Opening the second missing persons report for my mother

Two hands, together, palms up, with a yellow flower placed between them

Some things are easier the second time around. Opening a missing persons report turned out to be one of those things for me. Not easy, but easier.

Opening the first missing persons report was so traumatic. The officer at the desk was so dismissive, like I didn’t really know my mother was missing. He gave me a hard time to the point the officers around him were chuckling.

I made it clear that she was ill. She was not off with her friends because she is too ill to have friends. She was ill, in her 70s. She left her SRO without saying a word to me when I was the only person in the world she trusted. He finally opened up the case.

So, I spent the first few weeks of the current incident doing the search myself. I called the coroner’s offices, hospitals, jails. No news. I went on to request medical records to see if she was moved to long-term care. After more than 30 years of her being ill, she finally gave me a partial power of attorney two years ago when she was hospitalized.

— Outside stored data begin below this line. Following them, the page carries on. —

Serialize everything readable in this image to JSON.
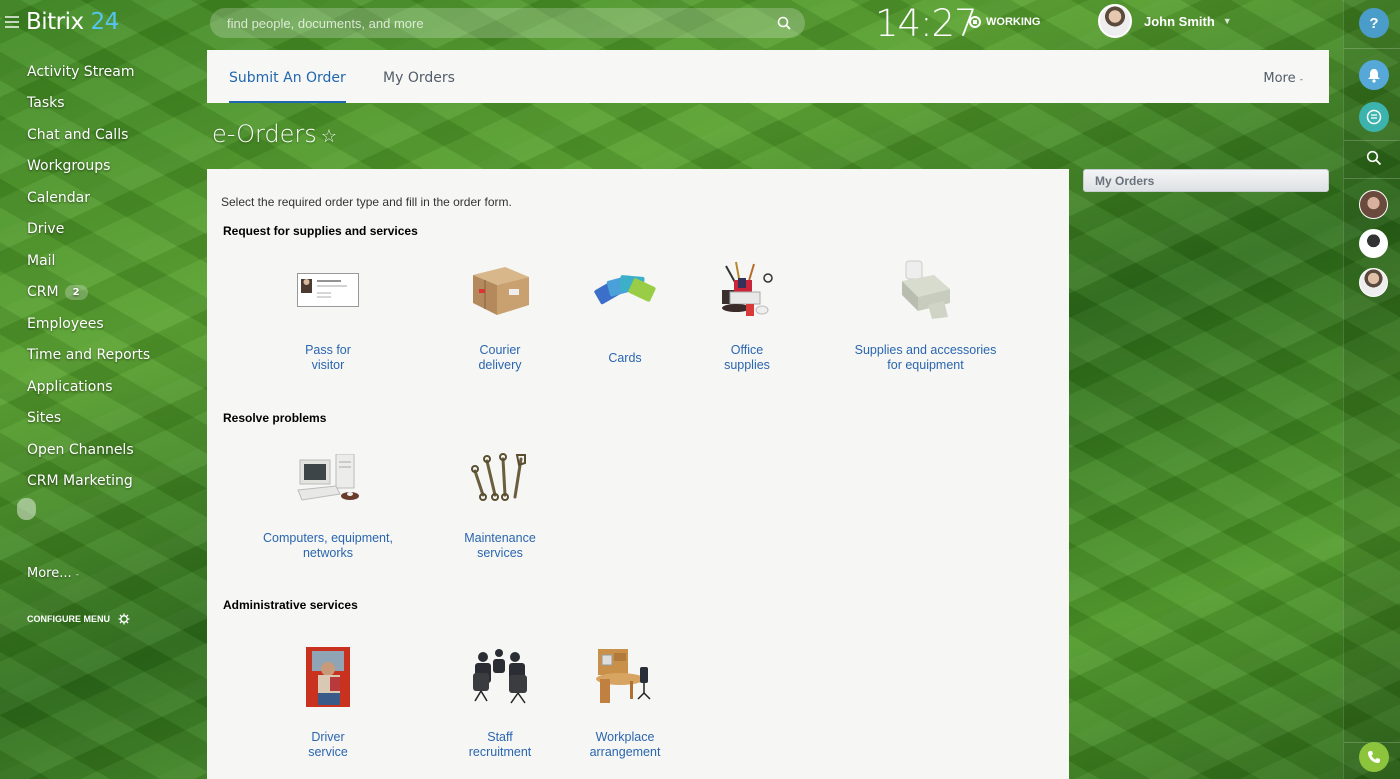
{
  "header": {
    "logo_text": "Bitrix",
    "logo_num": "24",
    "search_placeholder": "find people, documents, and more",
    "clock": "14:27",
    "status": "WORKING",
    "user_name": "John Smith"
  },
  "leftmenu": {
    "items": [
      {
        "label": "Activity Stream"
      },
      {
        "label": "Tasks"
      },
      {
        "label": "Chat and Calls"
      },
      {
        "label": "Workgroups"
      },
      {
        "label": "Calendar"
      },
      {
        "label": "Drive"
      },
      {
        "label": "Mail"
      },
      {
        "label": "CRM",
        "badge": "2"
      },
      {
        "label": "Employees"
      },
      {
        "label": "Time and Reports"
      },
      {
        "label": "Applications"
      },
      {
        "label": "Sites"
      },
      {
        "label": "Open Channels"
      },
      {
        "label": "CRM Marketing"
      }
    ],
    "more_label": "More...",
    "configure_label": "CONFIGURE MENU"
  },
  "tabs": {
    "items": [
      {
        "label": "Submit An Order",
        "active": true
      },
      {
        "label": "My Orders",
        "active": false
      }
    ],
    "more_label": "More"
  },
  "page": {
    "title": "e-Orders",
    "intro": "Select the required order type and fill in the order form.",
    "sections": [
      {
        "title": "Request for supplies and services",
        "tiles": [
          {
            "label_1": "Pass for",
            "label_2": "visitor",
            "icon": "id-card-icon"
          },
          {
            "label_1": "Courier",
            "label_2": "delivery",
            "icon": "parcel-icon"
          },
          {
            "label_1": "Cards",
            "label_2": "",
            "icon": "cards-icon"
          },
          {
            "label_1": "Office",
            "label_2": "supplies",
            "icon": "office-supplies-icon"
          },
          {
            "label_1": "Supplies and accessories",
            "label_2": "for equipment",
            "icon": "printer-icon"
          }
        ]
      },
      {
        "title": "Resolve problems",
        "tiles": [
          {
            "label_1": "Computers, equipment,",
            "label_2": "networks",
            "icon": "computer-icon"
          },
          {
            "label_1": "Maintenance",
            "label_2": "services",
            "icon": "wrenches-icon"
          }
        ]
      },
      {
        "title": "Administrative services",
        "tiles": [
          {
            "label_1": "Driver",
            "label_2": "service",
            "icon": "driver-icon"
          },
          {
            "label_1": "Staff",
            "label_2": "recruitment",
            "icon": "meeting-icon"
          },
          {
            "label_1": "Workplace",
            "label_2": "arrangement",
            "icon": "desk-icon"
          }
        ]
      }
    ]
  },
  "widget": {
    "title": "My Orders"
  },
  "rightbar": {
    "help_label": "?"
  },
  "colors": {
    "accent": "#2067b0",
    "link": "#2a66b0",
    "logo_num": "#55c4f0",
    "notify": "#55a8d8",
    "chat": "#3cb3ad",
    "phone": "#8cc43c"
  }
}
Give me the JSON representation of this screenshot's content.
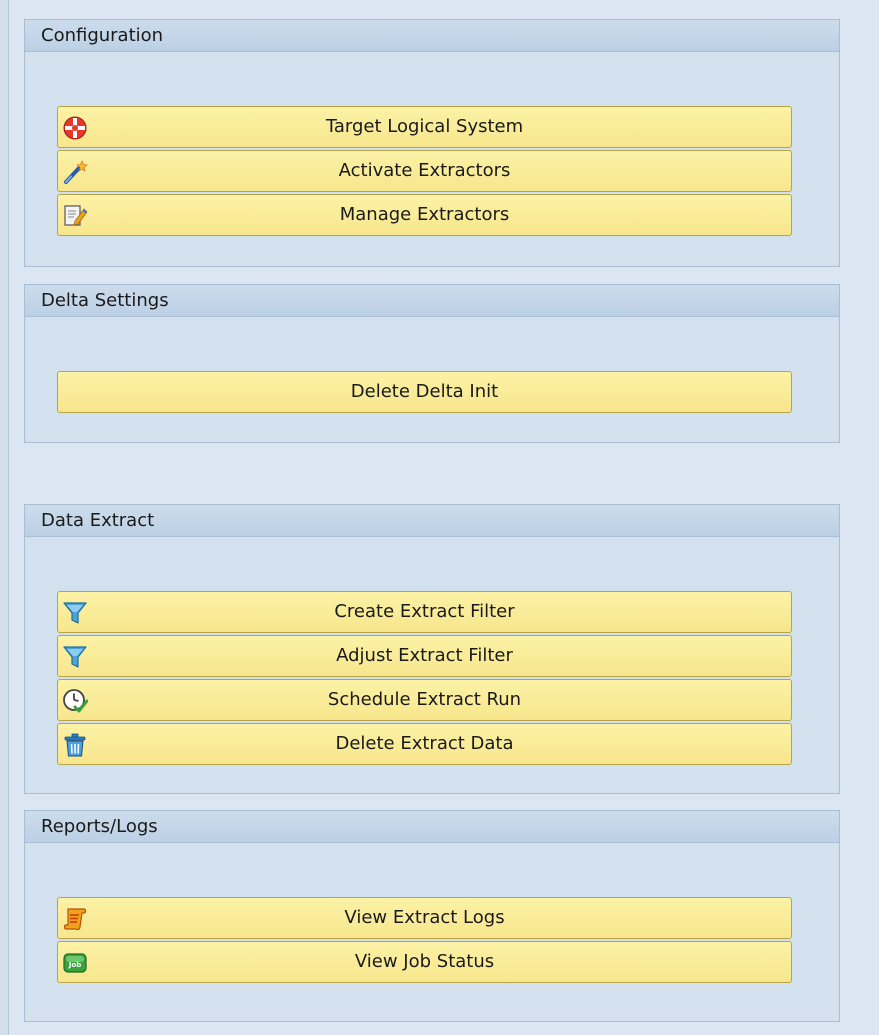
{
  "groups": [
    {
      "title": "Configuration",
      "buttons": [
        {
          "label": "Target Logical System",
          "icon": "target-icon"
        },
        {
          "label": "Activate Extractors",
          "icon": "magic-wand-icon"
        },
        {
          "label": "Manage Extractors",
          "icon": "edit-document-icon"
        }
      ]
    },
    {
      "title": "Delta Settings",
      "buttons": [
        {
          "label": "Delete Delta Init",
          "icon": ""
        }
      ]
    },
    {
      "title": "Data Extract",
      "buttons": [
        {
          "label": "Create Extract Filter",
          "icon": "filter-icon"
        },
        {
          "label": "Adjust Extract Filter",
          "icon": "filter-icon"
        },
        {
          "label": "Schedule Extract Run",
          "icon": "schedule-clock-icon"
        },
        {
          "label": "Delete Extract Data",
          "icon": "trash-icon"
        }
      ]
    },
    {
      "title": "Reports/Logs",
      "buttons": [
        {
          "label": "View Extract Logs",
          "icon": "scroll-log-icon"
        },
        {
          "label": "View Job Status",
          "icon": "job-icon"
        }
      ]
    }
  ],
  "colors": {
    "page_background": "#dbe6f2",
    "group_background": "#d3e1ef",
    "button_fill": "#f8e98f",
    "button_border": "#b7a54a"
  }
}
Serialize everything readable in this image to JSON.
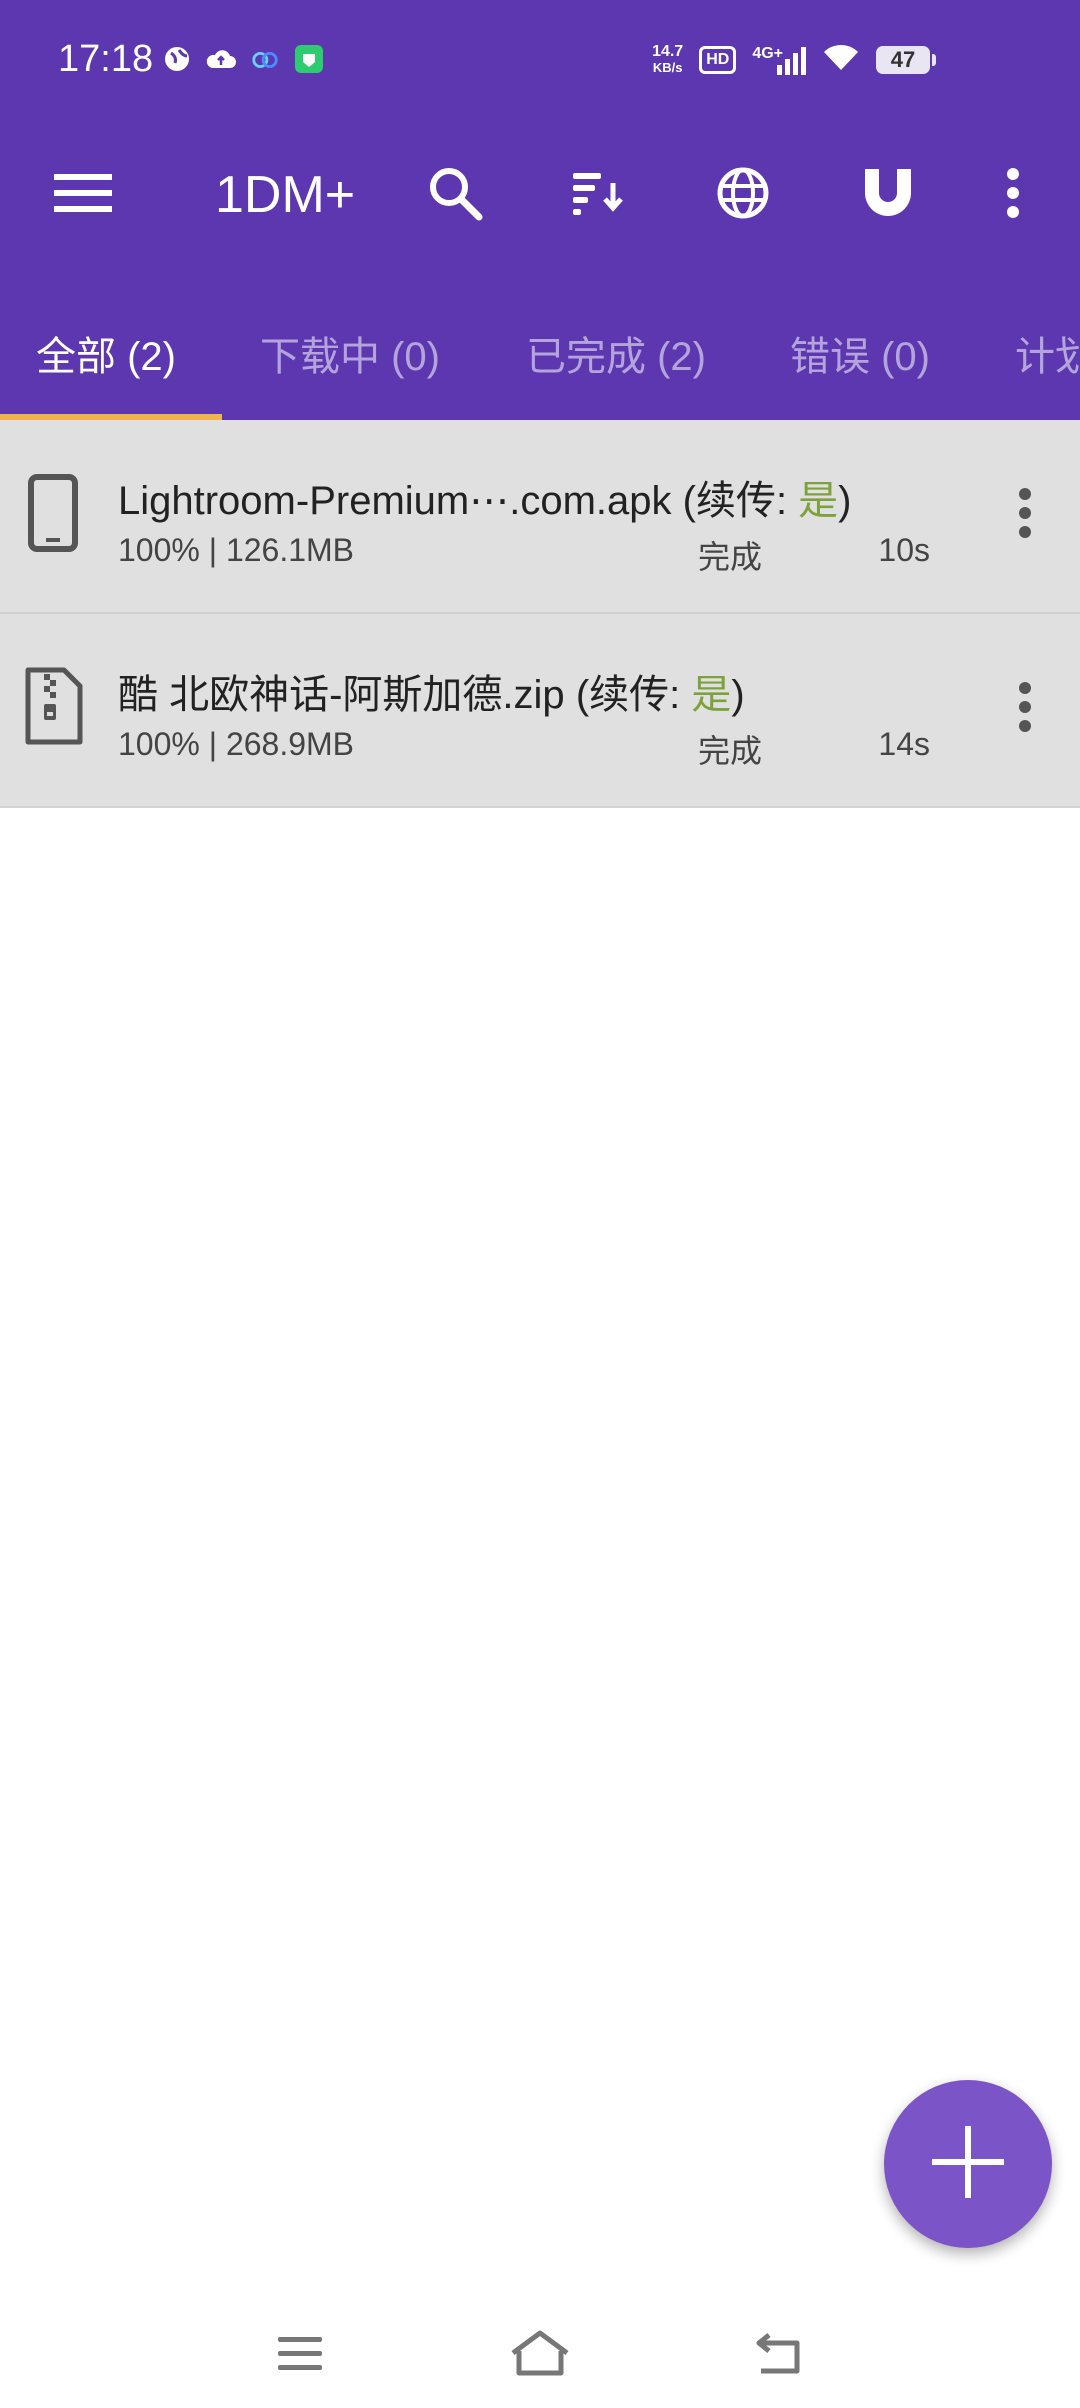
{
  "status_bar": {
    "time": "17:18",
    "net_speed_value": "14.7",
    "net_speed_unit": "KB/s",
    "hd_label": "HD",
    "network_type": "4G+",
    "battery_level": "47"
  },
  "toolbar": {
    "title": "1DM+"
  },
  "tabs": [
    {
      "label": "全部 (2)",
      "active": true
    },
    {
      "label": "下载中 (0)",
      "active": false
    },
    {
      "label": "已完成 (2)",
      "active": false
    },
    {
      "label": "错误 (0)",
      "active": false
    },
    {
      "label": "计划",
      "active": false
    }
  ],
  "downloads": [
    {
      "filename": "Lightroom-Premium⋯.com.apk",
      "resume_prefix": "(续传: ",
      "resume_value": "是",
      "resume_suffix": ")",
      "meta": "100% | 126.1MB",
      "state": "完成",
      "elapsed": "10s",
      "icon": "phone-icon"
    },
    {
      "filename": "酷 北欧神话-阿斯加德.zip",
      "resume_prefix": "(续传: ",
      "resume_value": "是",
      "resume_suffix": ")",
      "meta": "100% | 268.9MB",
      "state": "完成",
      "elapsed": "14s",
      "icon": "zip-file-icon"
    }
  ],
  "colors": {
    "primary": "#5c37b0",
    "accent_indicator": "#f2b24c",
    "fab": "#7b55c8",
    "resume_yes": "#7da23c",
    "row_bg": "#e0e0e0"
  }
}
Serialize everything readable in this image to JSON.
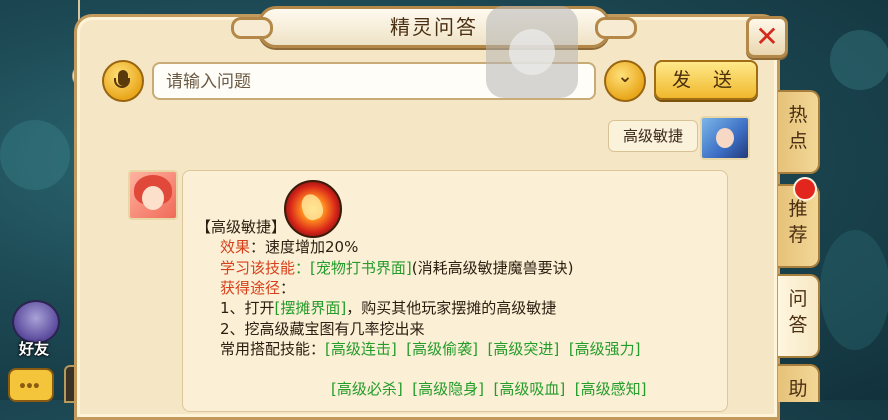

I open the new report yesterday because I would be contacted if there was any contact between her and law enforcement. That’s the only thing that was worthwhile about opening the first case. I was contacted when they found her in a park while they were doing special outreach when the weather was exceptionally cold. Being reconnected is huge.

I got a call back from the detective today which I missed. When I called back, the officer who answered said they were already following up on the places I gave them as places she frequented. I am astonished. I am really not used to the police caring about a missing homeless woman.

Do I dare hope? I am so used to doing all this on my own. I am so accustomed to no one seeing her, no one seeing me. I have spent half my life exhausted, full anxiety, dogged depression. My tears tell me maybe there’s hope. That some one sees this, that it’s not okay, that something should be done about it.

In an email, I sent my mother’s photos, my power of attorney, my spreadsheet of what I’ve done so far, and my hope that maybe this detective can take on some of this work.